Comme tout fan d’horreur qui se respecte, j’éprouve une énorme fascination pour le cinéma italien. Celui respecté et célébré des maîtres Bava et Argento évidemment, mais aussi celui plus underground et sujet à controverse de Fulci, Bianchi, Mattei, Massacessi, ces esthètes de la série B, C, D et Z qui toute leur vie ont copié inlassablement les réussites américaines. Traités avec mépris par l’intelligentsia de l’industrie, ces habiles faiseurs étaient les couturiers du prêt à porter horrifique, passant sans vergogne mais avec un certain panache du costume trois-pièces zombi à la salopette requin tueur, sans oublier d’assembler quelques pantalons en velours côtelé de rats musqués, des chemises col pelle à tarte de barbares post-apocalypse, et ainsi de suite, jusqu’à l’overdose ou la fin des haricots pour cause de trésorerie défaillante. Je ne recenserai pas ici les œuvres essentielles qui ont rendu ma jeunesse plus légère et excentrique, mais les films de ces réalisateurs que je dévore encore aujourd’hui sont aussi importants pour moi que les travaux les plus honorés de Welles, Carné, Godard, Tarantino ou Coppola. Et depuis très longtemps, le Metal se fascine pour ces pellicules fauchées truffées de morts-vivants joyeux et maquillés à la truelle en carton, de trentenaires girondes aux formes dévoilées généreusement, de bestioles mutantes capables de transcender la chaîne alimentaire en un battement de cils. Et c’est ainsi que des combos comme DEATH SS, NECROPHAGIA, MORTICIAN et beaucoup d’autres se sont ingéniés à piocher dans les coffres des samples et des dialogues pour alimenter leur bestiaire Thrash, Death, Gore et je ne sais quoi d’autre encore. Mais s’il est un groupe contemporain qui a réussi à retranscrire l’ambiance gauche et mortifère de films aussi fondamentaux que L’au-Delà, Frayeurs, Virus Cannibale ou Cannibal Holocaust, c’est bien SCOLOPENDRA.

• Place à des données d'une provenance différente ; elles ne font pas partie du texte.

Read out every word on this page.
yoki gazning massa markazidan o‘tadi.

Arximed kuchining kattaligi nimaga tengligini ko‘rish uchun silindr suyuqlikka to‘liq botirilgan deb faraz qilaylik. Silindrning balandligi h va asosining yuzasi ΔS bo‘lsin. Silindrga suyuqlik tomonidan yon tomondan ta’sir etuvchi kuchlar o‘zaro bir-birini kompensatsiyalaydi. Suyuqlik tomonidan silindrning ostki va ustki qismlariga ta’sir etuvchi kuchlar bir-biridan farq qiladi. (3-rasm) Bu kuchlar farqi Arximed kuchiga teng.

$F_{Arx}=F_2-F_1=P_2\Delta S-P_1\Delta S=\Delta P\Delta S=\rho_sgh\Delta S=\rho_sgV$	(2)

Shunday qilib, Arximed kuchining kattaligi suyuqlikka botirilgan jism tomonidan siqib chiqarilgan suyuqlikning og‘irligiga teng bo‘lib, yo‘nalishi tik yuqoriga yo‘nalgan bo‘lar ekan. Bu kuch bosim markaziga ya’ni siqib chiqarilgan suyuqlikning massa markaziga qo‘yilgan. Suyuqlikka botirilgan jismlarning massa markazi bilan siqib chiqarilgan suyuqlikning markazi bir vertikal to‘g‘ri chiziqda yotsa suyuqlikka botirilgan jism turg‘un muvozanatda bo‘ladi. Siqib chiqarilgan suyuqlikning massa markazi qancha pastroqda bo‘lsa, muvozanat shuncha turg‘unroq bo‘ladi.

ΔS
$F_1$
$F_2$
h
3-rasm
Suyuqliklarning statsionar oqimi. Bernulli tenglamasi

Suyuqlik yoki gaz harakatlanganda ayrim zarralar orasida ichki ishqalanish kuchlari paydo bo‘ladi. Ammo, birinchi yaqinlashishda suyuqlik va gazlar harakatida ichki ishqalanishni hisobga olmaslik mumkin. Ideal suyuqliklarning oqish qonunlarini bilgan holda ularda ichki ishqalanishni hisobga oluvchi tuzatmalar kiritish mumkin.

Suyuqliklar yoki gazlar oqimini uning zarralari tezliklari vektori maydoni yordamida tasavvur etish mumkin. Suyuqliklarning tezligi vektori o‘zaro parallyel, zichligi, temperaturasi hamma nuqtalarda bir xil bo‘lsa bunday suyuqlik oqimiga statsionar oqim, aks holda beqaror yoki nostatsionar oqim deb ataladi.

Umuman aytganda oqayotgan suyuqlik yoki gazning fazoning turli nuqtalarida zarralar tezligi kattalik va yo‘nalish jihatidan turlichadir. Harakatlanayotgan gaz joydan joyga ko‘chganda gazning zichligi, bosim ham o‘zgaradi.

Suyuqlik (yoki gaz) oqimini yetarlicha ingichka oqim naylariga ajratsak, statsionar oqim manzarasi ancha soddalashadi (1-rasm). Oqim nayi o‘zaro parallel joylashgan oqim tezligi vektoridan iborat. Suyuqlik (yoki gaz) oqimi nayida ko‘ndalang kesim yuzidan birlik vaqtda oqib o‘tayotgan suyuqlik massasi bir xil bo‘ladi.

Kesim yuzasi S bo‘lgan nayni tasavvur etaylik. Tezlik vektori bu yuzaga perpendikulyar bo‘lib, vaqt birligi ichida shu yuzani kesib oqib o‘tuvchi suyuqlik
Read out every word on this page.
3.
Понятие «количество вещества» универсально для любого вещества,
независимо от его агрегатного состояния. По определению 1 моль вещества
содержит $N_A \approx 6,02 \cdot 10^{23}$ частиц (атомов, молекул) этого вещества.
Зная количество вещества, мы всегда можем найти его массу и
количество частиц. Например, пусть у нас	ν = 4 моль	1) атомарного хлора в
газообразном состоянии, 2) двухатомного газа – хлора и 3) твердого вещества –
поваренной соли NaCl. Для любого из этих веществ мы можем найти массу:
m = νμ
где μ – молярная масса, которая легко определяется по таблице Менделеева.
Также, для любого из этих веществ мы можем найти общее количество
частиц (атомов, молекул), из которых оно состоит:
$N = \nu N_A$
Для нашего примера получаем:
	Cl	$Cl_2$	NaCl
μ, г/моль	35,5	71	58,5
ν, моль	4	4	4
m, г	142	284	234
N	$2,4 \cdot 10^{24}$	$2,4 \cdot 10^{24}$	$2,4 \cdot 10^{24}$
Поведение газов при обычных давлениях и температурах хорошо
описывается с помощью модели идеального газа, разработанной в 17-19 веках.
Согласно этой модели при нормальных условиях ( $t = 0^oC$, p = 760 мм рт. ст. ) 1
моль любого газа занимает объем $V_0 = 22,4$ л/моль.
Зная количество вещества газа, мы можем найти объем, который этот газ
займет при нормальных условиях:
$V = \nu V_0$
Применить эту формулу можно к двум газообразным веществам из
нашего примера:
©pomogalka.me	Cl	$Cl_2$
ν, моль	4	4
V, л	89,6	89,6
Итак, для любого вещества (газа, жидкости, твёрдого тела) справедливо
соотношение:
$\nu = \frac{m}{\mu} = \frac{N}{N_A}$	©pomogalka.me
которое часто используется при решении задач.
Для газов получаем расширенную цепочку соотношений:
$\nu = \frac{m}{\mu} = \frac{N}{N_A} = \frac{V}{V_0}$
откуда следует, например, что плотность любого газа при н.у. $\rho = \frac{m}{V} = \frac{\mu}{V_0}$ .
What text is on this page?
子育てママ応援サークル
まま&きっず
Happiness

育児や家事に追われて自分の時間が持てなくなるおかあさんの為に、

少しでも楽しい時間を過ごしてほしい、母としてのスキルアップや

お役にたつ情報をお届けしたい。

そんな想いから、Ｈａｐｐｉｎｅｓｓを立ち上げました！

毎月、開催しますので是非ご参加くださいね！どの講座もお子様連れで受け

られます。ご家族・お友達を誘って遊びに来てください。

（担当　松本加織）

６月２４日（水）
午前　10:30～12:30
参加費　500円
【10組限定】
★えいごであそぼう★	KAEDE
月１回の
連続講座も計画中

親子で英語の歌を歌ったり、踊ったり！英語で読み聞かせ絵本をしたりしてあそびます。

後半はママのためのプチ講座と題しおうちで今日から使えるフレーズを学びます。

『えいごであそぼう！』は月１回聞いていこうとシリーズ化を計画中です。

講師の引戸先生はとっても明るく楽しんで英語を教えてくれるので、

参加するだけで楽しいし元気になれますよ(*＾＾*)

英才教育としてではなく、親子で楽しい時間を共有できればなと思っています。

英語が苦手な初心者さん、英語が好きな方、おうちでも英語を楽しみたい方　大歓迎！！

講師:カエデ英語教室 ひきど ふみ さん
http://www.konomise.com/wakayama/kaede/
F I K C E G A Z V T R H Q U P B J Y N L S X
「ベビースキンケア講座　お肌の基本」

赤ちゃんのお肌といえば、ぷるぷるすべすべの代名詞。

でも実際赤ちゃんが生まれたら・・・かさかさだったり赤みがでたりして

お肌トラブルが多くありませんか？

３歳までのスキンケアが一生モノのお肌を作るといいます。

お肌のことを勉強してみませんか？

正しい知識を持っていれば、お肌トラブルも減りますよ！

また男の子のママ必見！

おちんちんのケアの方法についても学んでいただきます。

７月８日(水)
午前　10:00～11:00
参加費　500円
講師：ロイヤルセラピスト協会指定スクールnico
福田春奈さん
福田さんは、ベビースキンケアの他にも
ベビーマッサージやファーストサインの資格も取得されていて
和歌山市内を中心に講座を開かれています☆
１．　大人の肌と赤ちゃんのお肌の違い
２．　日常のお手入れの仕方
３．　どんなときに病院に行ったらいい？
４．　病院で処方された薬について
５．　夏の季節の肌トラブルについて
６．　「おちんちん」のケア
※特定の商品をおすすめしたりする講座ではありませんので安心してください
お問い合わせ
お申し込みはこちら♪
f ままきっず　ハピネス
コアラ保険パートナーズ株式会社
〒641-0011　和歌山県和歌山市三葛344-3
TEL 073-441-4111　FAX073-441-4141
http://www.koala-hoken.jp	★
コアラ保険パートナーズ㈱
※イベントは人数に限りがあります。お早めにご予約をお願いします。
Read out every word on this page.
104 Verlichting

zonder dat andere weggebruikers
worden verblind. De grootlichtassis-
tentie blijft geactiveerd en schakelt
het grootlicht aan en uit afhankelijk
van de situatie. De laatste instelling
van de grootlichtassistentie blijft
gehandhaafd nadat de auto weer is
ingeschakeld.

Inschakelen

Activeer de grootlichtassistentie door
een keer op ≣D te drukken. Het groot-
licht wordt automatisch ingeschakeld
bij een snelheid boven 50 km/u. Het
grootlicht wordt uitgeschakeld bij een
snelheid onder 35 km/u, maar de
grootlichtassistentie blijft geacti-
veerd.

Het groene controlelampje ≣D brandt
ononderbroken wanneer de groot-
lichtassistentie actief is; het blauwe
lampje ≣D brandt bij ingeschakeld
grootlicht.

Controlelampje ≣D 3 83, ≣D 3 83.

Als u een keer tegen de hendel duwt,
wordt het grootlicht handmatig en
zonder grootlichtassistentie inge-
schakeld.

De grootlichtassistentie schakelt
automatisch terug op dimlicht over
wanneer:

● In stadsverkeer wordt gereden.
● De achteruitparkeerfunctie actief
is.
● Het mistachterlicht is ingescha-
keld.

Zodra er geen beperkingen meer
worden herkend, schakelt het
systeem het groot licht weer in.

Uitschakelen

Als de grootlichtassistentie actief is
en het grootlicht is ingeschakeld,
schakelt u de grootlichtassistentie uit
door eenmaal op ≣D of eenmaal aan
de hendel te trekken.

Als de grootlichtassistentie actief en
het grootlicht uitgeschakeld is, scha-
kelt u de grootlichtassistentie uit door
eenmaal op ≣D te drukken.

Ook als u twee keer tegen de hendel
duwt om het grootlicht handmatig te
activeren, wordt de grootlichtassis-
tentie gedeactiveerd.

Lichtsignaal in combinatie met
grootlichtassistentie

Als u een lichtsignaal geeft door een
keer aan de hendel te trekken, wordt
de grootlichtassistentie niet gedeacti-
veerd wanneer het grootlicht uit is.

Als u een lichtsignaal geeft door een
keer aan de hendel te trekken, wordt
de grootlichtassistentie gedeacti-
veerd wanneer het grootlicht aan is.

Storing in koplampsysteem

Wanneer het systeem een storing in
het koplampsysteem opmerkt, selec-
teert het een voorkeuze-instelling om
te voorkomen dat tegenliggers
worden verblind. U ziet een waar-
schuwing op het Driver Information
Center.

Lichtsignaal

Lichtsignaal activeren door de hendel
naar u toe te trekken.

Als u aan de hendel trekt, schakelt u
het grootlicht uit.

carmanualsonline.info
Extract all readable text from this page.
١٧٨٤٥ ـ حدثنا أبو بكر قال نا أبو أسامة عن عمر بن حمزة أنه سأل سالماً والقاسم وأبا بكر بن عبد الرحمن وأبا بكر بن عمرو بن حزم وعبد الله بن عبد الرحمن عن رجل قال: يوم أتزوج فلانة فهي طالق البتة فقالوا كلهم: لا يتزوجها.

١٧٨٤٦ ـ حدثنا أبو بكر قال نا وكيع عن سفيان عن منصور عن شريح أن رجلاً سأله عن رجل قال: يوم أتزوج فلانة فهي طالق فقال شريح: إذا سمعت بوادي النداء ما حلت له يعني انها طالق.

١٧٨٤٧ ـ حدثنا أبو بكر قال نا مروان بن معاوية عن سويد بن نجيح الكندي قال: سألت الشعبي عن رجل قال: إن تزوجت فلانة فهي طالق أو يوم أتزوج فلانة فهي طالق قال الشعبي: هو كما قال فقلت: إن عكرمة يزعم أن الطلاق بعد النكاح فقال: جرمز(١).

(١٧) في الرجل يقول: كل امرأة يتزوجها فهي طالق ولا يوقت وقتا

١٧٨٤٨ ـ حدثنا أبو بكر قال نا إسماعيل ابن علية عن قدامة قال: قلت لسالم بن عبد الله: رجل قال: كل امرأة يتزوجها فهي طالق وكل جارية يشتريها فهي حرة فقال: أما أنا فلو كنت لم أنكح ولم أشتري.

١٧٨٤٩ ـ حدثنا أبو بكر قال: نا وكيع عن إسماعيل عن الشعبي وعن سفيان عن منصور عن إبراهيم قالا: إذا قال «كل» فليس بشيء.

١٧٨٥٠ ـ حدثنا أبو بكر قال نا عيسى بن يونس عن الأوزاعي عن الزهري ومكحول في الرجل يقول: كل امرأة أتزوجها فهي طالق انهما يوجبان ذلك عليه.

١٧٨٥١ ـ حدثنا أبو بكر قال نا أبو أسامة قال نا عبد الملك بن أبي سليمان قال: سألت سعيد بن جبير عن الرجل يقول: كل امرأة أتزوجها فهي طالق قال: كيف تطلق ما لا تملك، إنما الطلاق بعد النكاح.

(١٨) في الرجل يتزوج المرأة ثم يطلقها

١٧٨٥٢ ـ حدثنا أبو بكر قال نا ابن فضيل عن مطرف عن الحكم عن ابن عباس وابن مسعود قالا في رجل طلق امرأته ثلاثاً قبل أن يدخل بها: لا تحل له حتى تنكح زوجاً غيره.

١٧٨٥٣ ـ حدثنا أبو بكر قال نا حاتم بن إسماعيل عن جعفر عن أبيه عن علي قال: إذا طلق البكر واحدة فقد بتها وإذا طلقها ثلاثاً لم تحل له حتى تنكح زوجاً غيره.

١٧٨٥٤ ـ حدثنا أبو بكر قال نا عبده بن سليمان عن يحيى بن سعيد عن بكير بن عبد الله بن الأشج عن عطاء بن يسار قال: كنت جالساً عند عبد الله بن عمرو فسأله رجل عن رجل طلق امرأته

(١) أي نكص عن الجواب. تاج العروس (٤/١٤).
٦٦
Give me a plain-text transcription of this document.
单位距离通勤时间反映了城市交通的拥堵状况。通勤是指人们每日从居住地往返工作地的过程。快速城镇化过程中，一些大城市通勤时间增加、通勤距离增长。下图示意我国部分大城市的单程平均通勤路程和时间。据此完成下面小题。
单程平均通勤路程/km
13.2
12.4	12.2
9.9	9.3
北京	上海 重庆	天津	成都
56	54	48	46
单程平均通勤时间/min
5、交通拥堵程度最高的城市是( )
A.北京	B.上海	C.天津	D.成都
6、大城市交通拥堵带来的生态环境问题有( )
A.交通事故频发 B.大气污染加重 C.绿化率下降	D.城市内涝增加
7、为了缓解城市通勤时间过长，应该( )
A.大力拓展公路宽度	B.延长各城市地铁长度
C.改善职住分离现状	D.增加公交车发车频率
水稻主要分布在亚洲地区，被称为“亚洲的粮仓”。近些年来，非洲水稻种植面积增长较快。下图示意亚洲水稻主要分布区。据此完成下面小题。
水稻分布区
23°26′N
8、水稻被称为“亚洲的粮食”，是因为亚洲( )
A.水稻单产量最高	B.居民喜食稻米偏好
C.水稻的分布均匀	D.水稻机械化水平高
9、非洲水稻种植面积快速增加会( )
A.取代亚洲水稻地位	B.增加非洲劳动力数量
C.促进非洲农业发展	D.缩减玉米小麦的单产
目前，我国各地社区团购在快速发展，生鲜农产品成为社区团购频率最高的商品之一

Pourtant, le groupe n’accuse que deux ans d’existence, et nous offre son premier LP, ce qui reste une remarquable performance. Vendu comme l’attraction du moment par son label Nuclear War Now, SCOLOPENDRA est sans doute ce qui est arrivé de mieux au Blackened Death depuis l’invention du click à vomi en studio, et ce premier LP parvient sans peine à recréer l’essence de la scène bis italienne des années 80 avec une acuité remarquable. Fondé en 2018 à Padoue par deux tarés notoires (Saevum – basse/chœurs, et membre de A:S:, ABHOR, PROFEZIA et Messer Kvasir – guitare/chant et actif au sein de A:S:, ABHOR, MOURNING MIST, PROFEZIA), SCOLOPENDRA n’est rien de moins que l’équivalent sonore du carnage Le Manoir de la Terreur d’Andrea Bianchi, avec ses « zombis tout rongés par le temps », et ses « chiffons qui sentent la mort ». Parvenant à transcender le Death Metal le plus rudimentaire et morbide, les deux italiens se permettent des exactions musicales parfaitement savoureuses, et tout sauf gratuites, qui reposent sur deux principes simples. Ne lâcher que les riffs les plus charnus, et travailler les nappes vocales pour qu’elles prennent l’aspect d’une régurgitation de lombrics par des cadavres ambulants à la démarche pas super assurée. Poussant le concept de l’Horror-Metal dans ses derniers retranchements, le duo sympathique nous offre donc une tranche de série B à l’italienne qui sent bon les personnages sans aucune épaisseur victimes de la fringale de pauvres zombis qui ne demandaient qu’à reposer en pet, et mélange au gré de ses influences DARKTHRONE, DEATH SS, BLACK HOLE, MORTUARY DRAPE, AUTOPSY, CADAVER, NECROPHAGIA, et quelques autres flingués du bulbe qui attendent encore l’apocalypse avec une pelle dans les mains.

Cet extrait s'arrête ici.